Inzwi­schen bin ich 24 Stun­den auf der Stre­cke, mehr als 36 Stun­den wach. Jeder Schritt fühlt sich unwahr an, wie im Traum. 

“Erni, das ist jetzt wirk­lich Team­work” mur­mel­te ich und rea­li­sie­re, dass ich ohne sei­nen andau­ern­den, posi­ti­ven Zuspruch ver­mut­lich das Ren­nen nicht been­den wür­de. Die­se Erkennt­nis kommt um kurz vor Mit­ter­nacht an der letz­ten Ver­pfle­gungs­sta­ti­on vor dem Ziel, in Fusch, als ich mir aus Ver­se­hen war­me Sup­pe über die Hän­de kip­pe, weil mei­ne Koor­di­na­ti­on auf­grund des Schlaf­man­gels und der vor­an­ge­gan­ge­nen Käl­te ein­fach nach­ge­las­sen hat.

Erni packt mich an bei­den Schul­tern, rüt­telt mich und sagt: “Reiß Dich zusam­men, Du bist so weit gekom­men, die­se letz­ten 15 Kilo­me­ter wirst Du ja wohl auch noch schaf­fen!” Ich nicke stumm und hef­te mich an sei­ne Fer­sen, so gut es geht. Mein Blick bannt fest auf Erni, der Tem­po wie ein Uhr­werk macht. Ich funk­tio­nie­re, leicht apa­thisch, aber ich funk­tio­nie­re. Mit jedem Schritt steigt die Eupho­rie in mir, das Wis­sen um ein Mög­li­ches Finish.

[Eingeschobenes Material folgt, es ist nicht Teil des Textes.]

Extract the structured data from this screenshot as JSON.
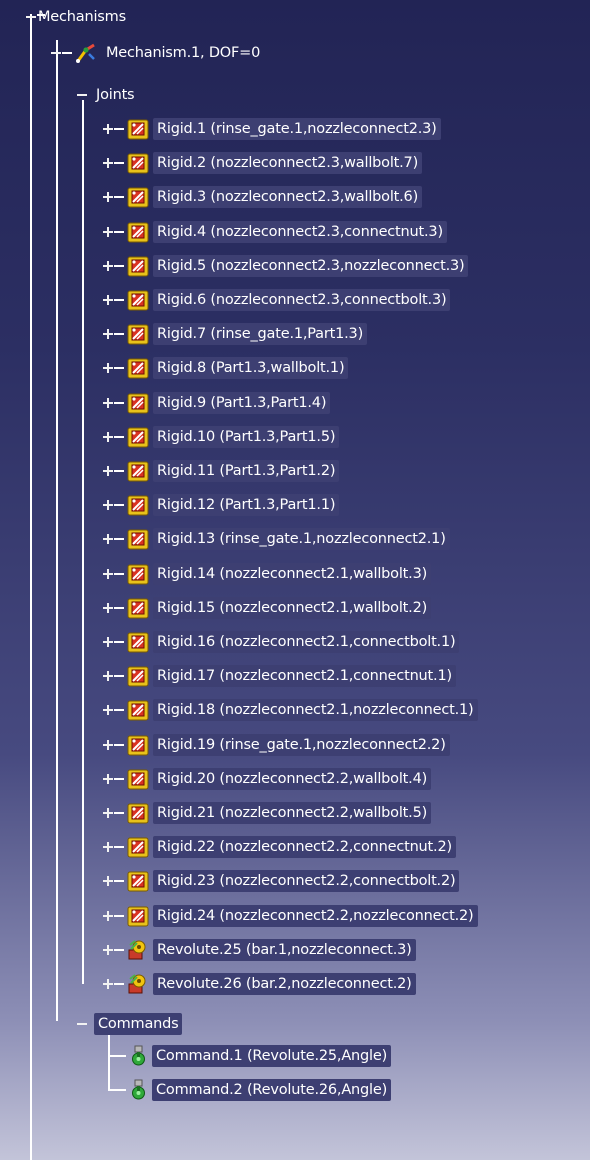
{
  "tree": {
    "root_label": "Mechanisms",
    "mechanism_label": "Mechanism.1, DOF=0",
    "joints_label": "Joints",
    "joints": [
      {
        "label": "Rigid.1 (rinse_gate.1,nozzleconnect2.3)",
        "icon": "rigid-joint-icon"
      },
      {
        "label": "Rigid.2 (nozzleconnect2.3,wallbolt.7)",
        "icon": "rigid-joint-icon"
      },
      {
        "label": "Rigid.3 (nozzleconnect2.3,wallbolt.6)",
        "icon": "rigid-joint-icon"
      },
      {
        "label": "Rigid.4 (nozzleconnect2.3,connectnut.3)",
        "icon": "rigid-joint-icon"
      },
      {
        "label": "Rigid.5 (nozzleconnect2.3,nozzleconnect.3)",
        "icon": "rigid-joint-icon"
      },
      {
        "label": "Rigid.6 (nozzleconnect2.3,connectbolt.3)",
        "icon": "rigid-joint-icon"
      },
      {
        "label": "Rigid.7 (rinse_gate.1,Part1.3)",
        "icon": "rigid-joint-icon"
      },
      {
        "label": "Rigid.8 (Part1.3,wallbolt.1)",
        "icon": "rigid-joint-icon"
      },
      {
        "label": "Rigid.9 (Part1.3,Part1.4)",
        "icon": "rigid-joint-icon"
      },
      {
        "label": "Rigid.10 (Part1.3,Part1.5)",
        "icon": "rigid-joint-icon"
      },
      {
        "label": "Rigid.11 (Part1.3,Part1.2)",
        "icon": "rigid-joint-icon"
      },
      {
        "label": "Rigid.12 (Part1.3,Part1.1)",
        "icon": "rigid-joint-icon"
      },
      {
        "label": "Rigid.13 (rinse_gate.1,nozzleconnect2.1)",
        "icon": "rigid-joint-icon"
      },
      {
        "label": "Rigid.14 (nozzleconnect2.1,wallbolt.3)",
        "icon": "rigid-joint-icon"
      },
      {
        "label": "Rigid.15 (nozzleconnect2.1,wallbolt.2)",
        "icon": "rigid-joint-icon"
      },
      {
        "label": "Rigid.16 (nozzleconnect2.1,connectbolt.1)",
        "icon": "rigid-joint-icon"
      },
      {
        "label": "Rigid.17 (nozzleconnect2.1,connectnut.1)",
        "icon": "rigid-joint-icon"
      },
      {
        "label": "Rigid.18 (nozzleconnect2.1,nozzleconnect.1)",
        "icon": "rigid-joint-icon"
      },
      {
        "label": "Rigid.19 (rinse_gate.1,nozzleconnect2.2)",
        "icon": "rigid-joint-icon"
      },
      {
        "label": "Rigid.20 (nozzleconnect2.2,wallbolt.4)",
        "icon": "rigid-joint-icon"
      },
      {
        "label": "Rigid.21 (nozzleconnect2.2,wallbolt.5)",
        "icon": "rigid-joint-icon"
      },
      {
        "label": "Rigid.22 (nozzleconnect2.2,connectnut.2)",
        "icon": "rigid-joint-icon"
      },
      {
        "label": "Rigid.23 (nozzleconnect2.2,connectbolt.2)",
        "icon": "rigid-joint-icon"
      },
      {
        "label": "Rigid.24 (nozzleconnect2.2,nozzleconnect.2)",
        "icon": "rigid-joint-icon"
      },
      {
        "label": "Revolute.25 (bar.1,nozzleconnect.3)",
        "icon": "revolute-joint-icon"
      },
      {
        "label": "Revolute.26 (bar.2,nozzleconnect.2)",
        "icon": "revolute-joint-icon"
      }
    ],
    "commands_label": "Commands",
    "commands": [
      {
        "label": "Command.1 (Revolute.25,Angle)",
        "icon": "command-icon"
      },
      {
        "label": "Command.2 (Revolute.26,Angle)",
        "icon": "command-icon"
      }
    ]
  }
}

Der letz­te mat­schi­ge Downhill, die Stra­ße nach Kaprun…alles fliegt an uns vor­bei. Der Spre­cher ruft mei­nen Namen, es ist voll­bracht. 28 Stun­den und 12 Minu­ten habe ich gebraucht, um den Groß­glock­ner zu umrun­den. Das ist mehr als ein gan­zer Tag, in dem ich aber gefühlt mehr erlebt und auf­ge­so­gen habe als in so man­chem Monat.

Nena erwar­tet uns im Ziel, schließt uns in ihre Arme. Freut sich, als hät­te sie selbst eine Finis­her- Medail­le um den Hals hängen…und ver­dient hät­te sie die­se. Betreu­en und sup­port­en sind selbst­lo­se Taten, ver­mut­lich sogar anstren­gen­der als selbst lau­fen. Sie spie­geln die gro­ße Mensch­lich­keit wieder. 

Groß­glock­ner Ultrat­rail GGUT

Dan­ke

Dan­ke an Nena, dan­ke an Erni, dan­ke an alle zu Hau­se, die getrackt und mit­ge­fie­bert haben. Dan­ke an den Ver­an­stal­ter und alle Stre­cken­pos­ten sowie Ver­pfle­ger da drau­ßen, es war für kei­nen von uns leicht. Ihr seid Hel­den, wah­re Hel­den. Selbst­lo­se Hel­den ohne Medail­len-Metal um den Hals, aber mit gol­de­nem Herzen. 

Groß­glock­ner, Du warst nicht 110 Kilo­me­ter lang mein Freund, aber sicher 110 Kilo­me­ter lang mein Lehrer.